Glossary

Mutation Testing

Mutation testing measures how good your tests actually are by introducing small bugs (mutants) into the code and checking whether the test suite catches them. A test suite that passes despite the injected bug has a real gap.

Code coverage tells you which lines ran during the tests — not whether the tests would notice if those lines were wrong. Mutation testing closes that gap. It systematically alters the code: flips a `>` to `>=`, changes a `+` to a `-`, replaces `return true` with `return false`, deletes a statement. Each altered version is a mutant.

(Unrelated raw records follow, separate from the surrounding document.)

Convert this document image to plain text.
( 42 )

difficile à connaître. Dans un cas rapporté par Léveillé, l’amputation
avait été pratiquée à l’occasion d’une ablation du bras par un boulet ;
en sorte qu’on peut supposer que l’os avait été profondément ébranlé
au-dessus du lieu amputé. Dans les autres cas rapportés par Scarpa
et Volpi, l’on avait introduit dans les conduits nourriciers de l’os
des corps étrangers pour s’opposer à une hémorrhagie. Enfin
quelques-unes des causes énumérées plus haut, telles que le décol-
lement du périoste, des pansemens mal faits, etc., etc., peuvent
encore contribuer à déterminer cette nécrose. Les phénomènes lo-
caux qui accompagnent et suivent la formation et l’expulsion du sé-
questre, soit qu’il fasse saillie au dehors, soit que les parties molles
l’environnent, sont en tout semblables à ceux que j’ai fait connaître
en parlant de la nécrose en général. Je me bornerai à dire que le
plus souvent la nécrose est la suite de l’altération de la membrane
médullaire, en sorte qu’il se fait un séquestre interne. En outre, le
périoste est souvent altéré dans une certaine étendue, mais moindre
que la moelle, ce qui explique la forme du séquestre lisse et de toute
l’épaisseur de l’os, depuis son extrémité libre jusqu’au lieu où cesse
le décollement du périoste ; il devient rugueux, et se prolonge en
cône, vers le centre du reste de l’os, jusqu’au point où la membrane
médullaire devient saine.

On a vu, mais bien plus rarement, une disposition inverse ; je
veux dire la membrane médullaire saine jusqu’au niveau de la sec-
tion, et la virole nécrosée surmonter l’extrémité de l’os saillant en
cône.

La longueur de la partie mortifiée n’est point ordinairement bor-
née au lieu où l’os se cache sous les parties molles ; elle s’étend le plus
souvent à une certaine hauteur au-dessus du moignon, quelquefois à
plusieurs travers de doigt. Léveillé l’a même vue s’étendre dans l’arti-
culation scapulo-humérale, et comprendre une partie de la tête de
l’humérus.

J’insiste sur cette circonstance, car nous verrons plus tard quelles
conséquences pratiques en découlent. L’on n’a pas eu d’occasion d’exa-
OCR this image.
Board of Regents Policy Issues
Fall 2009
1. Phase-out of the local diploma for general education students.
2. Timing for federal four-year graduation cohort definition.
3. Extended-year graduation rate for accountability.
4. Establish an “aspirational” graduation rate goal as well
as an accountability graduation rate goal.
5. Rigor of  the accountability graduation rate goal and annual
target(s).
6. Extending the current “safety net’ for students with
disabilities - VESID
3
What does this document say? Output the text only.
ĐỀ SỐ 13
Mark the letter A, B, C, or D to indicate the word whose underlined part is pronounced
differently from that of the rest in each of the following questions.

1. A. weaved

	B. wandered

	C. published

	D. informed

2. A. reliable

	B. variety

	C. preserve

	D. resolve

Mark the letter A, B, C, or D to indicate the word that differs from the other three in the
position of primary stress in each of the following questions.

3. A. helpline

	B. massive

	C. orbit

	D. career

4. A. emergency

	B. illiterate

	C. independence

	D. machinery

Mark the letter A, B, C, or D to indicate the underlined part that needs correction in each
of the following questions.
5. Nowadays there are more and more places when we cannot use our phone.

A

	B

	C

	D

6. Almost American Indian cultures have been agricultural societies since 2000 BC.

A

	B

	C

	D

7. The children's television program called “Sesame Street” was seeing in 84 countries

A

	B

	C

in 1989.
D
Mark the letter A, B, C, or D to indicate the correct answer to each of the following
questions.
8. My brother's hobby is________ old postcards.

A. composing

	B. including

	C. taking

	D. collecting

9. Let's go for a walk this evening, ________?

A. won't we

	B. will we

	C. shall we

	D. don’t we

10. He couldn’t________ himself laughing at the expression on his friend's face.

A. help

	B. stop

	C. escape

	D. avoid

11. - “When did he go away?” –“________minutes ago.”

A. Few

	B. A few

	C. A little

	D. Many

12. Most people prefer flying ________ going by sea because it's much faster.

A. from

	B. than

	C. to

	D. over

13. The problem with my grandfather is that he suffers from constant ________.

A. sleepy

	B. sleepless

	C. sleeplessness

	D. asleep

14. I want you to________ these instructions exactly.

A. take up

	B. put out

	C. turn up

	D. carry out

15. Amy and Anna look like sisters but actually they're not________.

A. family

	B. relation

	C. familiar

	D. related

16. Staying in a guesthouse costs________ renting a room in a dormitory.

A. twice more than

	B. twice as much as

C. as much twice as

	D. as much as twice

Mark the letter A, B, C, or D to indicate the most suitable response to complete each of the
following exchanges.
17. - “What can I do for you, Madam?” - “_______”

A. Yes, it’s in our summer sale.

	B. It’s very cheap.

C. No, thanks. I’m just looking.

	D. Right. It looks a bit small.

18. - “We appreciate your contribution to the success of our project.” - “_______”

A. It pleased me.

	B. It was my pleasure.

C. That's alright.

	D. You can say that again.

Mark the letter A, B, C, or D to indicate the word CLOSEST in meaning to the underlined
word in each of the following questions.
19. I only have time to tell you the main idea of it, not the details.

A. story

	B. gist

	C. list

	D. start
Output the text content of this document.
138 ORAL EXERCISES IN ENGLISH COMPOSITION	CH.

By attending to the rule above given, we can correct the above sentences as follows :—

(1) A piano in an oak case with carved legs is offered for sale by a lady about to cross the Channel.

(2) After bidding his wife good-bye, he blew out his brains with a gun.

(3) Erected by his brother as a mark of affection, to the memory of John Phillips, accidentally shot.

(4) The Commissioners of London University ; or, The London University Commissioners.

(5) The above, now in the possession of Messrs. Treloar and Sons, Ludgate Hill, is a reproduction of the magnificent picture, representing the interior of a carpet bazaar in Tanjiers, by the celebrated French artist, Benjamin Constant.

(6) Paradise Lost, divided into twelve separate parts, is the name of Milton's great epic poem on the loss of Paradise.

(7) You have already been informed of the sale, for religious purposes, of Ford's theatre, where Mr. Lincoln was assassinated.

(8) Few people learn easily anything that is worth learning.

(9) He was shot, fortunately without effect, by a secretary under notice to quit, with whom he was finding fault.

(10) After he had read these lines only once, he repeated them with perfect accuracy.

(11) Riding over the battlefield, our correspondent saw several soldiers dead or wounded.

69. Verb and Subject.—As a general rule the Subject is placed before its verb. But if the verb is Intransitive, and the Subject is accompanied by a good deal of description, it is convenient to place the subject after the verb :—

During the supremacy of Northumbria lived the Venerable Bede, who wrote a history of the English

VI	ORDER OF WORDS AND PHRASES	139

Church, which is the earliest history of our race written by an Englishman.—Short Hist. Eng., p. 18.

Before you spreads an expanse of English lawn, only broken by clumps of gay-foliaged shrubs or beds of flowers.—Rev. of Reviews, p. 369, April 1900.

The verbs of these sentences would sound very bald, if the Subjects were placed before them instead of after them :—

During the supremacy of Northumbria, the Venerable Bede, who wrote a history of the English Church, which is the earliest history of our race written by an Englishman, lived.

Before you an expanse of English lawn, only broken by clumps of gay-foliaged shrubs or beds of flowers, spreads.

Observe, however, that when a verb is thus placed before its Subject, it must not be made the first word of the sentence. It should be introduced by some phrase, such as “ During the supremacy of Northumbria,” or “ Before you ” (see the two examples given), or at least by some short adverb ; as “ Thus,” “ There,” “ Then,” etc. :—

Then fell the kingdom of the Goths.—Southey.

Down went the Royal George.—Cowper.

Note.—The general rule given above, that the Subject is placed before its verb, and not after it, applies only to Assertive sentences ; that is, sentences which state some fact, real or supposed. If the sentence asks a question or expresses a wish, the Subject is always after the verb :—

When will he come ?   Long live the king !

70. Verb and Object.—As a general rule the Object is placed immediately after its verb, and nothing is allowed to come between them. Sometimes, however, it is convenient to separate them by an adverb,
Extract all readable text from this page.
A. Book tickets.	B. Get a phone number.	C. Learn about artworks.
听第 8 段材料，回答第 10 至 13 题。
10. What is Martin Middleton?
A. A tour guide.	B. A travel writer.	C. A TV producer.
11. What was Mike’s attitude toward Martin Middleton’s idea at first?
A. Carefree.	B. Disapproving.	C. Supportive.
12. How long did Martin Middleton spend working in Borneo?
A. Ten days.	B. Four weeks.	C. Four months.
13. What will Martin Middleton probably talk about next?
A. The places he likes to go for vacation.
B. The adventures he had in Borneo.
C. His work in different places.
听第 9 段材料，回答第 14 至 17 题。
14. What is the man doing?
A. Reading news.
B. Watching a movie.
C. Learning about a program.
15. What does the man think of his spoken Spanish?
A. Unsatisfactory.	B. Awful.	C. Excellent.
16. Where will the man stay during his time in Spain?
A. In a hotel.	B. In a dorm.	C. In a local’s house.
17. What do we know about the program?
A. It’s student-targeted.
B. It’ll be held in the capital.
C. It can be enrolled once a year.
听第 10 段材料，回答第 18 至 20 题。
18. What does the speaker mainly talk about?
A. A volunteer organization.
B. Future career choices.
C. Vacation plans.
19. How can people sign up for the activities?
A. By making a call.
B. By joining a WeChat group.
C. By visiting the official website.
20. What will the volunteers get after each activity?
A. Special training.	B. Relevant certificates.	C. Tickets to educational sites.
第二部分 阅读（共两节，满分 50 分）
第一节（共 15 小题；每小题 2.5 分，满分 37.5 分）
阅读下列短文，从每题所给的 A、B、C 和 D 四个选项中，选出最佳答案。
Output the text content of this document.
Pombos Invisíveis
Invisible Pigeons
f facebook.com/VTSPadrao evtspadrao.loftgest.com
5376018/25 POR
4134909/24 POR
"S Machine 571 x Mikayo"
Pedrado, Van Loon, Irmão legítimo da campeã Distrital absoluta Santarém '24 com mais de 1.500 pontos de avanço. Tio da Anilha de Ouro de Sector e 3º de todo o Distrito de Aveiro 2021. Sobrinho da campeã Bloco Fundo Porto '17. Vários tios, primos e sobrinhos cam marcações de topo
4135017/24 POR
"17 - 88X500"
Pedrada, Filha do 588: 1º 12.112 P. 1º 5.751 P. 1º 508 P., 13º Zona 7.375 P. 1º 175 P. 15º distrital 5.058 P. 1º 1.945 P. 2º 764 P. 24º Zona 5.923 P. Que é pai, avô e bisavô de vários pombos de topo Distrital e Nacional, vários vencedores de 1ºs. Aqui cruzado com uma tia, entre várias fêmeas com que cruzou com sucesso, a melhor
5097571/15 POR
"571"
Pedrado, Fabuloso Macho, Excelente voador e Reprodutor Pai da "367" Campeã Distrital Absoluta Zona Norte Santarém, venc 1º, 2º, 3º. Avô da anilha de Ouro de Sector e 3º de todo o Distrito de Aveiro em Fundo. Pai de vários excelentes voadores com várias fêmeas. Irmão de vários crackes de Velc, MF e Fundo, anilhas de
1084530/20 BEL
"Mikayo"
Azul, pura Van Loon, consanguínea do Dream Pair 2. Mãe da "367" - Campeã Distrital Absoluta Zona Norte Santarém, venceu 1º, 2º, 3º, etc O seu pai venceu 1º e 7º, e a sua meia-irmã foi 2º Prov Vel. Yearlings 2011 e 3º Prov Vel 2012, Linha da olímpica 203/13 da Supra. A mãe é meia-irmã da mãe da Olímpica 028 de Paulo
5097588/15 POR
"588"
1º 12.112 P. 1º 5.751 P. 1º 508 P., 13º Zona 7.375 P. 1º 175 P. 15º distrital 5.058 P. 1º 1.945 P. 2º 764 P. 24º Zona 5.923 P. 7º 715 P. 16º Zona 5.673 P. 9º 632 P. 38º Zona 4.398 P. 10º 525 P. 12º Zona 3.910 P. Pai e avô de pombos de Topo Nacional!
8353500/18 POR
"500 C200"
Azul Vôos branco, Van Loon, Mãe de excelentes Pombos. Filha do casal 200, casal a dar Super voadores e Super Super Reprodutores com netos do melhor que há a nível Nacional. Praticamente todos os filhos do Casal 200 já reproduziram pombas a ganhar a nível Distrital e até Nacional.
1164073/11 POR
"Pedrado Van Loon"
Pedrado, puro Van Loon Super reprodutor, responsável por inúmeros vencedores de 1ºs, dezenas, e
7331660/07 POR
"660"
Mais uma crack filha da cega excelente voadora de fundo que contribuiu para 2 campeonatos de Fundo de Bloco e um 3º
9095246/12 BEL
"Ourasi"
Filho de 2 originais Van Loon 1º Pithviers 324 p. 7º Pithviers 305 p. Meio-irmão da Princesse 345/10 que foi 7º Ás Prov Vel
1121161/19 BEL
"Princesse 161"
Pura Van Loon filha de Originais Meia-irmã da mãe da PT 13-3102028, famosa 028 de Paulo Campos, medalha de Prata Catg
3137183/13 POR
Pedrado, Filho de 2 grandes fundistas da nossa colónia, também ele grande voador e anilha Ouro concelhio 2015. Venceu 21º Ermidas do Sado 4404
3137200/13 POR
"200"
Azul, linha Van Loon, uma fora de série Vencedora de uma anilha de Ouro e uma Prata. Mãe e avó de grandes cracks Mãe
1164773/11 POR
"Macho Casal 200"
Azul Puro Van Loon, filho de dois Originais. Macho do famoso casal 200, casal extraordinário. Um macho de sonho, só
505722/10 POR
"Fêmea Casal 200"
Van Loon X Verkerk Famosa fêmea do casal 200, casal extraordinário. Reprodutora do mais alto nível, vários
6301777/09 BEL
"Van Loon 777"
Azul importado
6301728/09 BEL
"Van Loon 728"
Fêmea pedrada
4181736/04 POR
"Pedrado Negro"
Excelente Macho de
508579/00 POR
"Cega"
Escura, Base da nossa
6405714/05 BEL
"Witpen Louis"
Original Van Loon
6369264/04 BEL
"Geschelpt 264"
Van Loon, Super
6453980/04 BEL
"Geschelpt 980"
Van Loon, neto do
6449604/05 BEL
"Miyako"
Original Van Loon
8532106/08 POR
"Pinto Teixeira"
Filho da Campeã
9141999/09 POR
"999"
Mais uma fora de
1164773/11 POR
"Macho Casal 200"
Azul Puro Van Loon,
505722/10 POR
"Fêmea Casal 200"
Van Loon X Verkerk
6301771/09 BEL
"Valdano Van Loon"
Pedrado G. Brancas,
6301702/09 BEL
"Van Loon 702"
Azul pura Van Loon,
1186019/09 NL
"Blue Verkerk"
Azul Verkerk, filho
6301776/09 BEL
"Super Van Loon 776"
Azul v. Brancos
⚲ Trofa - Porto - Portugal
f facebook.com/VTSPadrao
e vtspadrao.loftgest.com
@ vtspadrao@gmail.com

Then it reruns the test suite against each mutant. If a test fails, the mutant is 'killed' — your tests caught the injected bug, which is what you want. If every test still passes, the mutant 'survived' — meaning a real bug of that exact shape could ship and your suite would stay green. The mutation score is the percentage of mutants killed.

Surviving mutants are the most actionable signal in testing: each one points at a specific line where your assertions don't actually constrain behaviour. It is more expensive than coverage (you rerun the suite many times), so it is usually reserved for critical code paths.

How GateTest handles it

GateTest's mutation module applies 19 canonical operators — equality flips, boundary swaps, math-operator swaps, return-value flips — and reports any mutant that slips through your suite as a coverage hole. Because it has to run your tests, it executes via the GitHub Action where a CI runner is available rather than in the serverless web scan.

Related modules: mutation

Frequently asked questions

How is mutation testing different from code coverage?

Coverage measures which lines executed during the tests. Mutation testing measures whether the tests would fail if those lines were wrong. A file can have 100% coverage and a poor mutation score, which reveals assertions that don't actually check anything.

Why does mutation testing need a CI runner?

Because it works by rerunning your test suite against each injected bug. That requires executing your tests, which GateTest does in the GitHub Action rather than in the serverless web scan.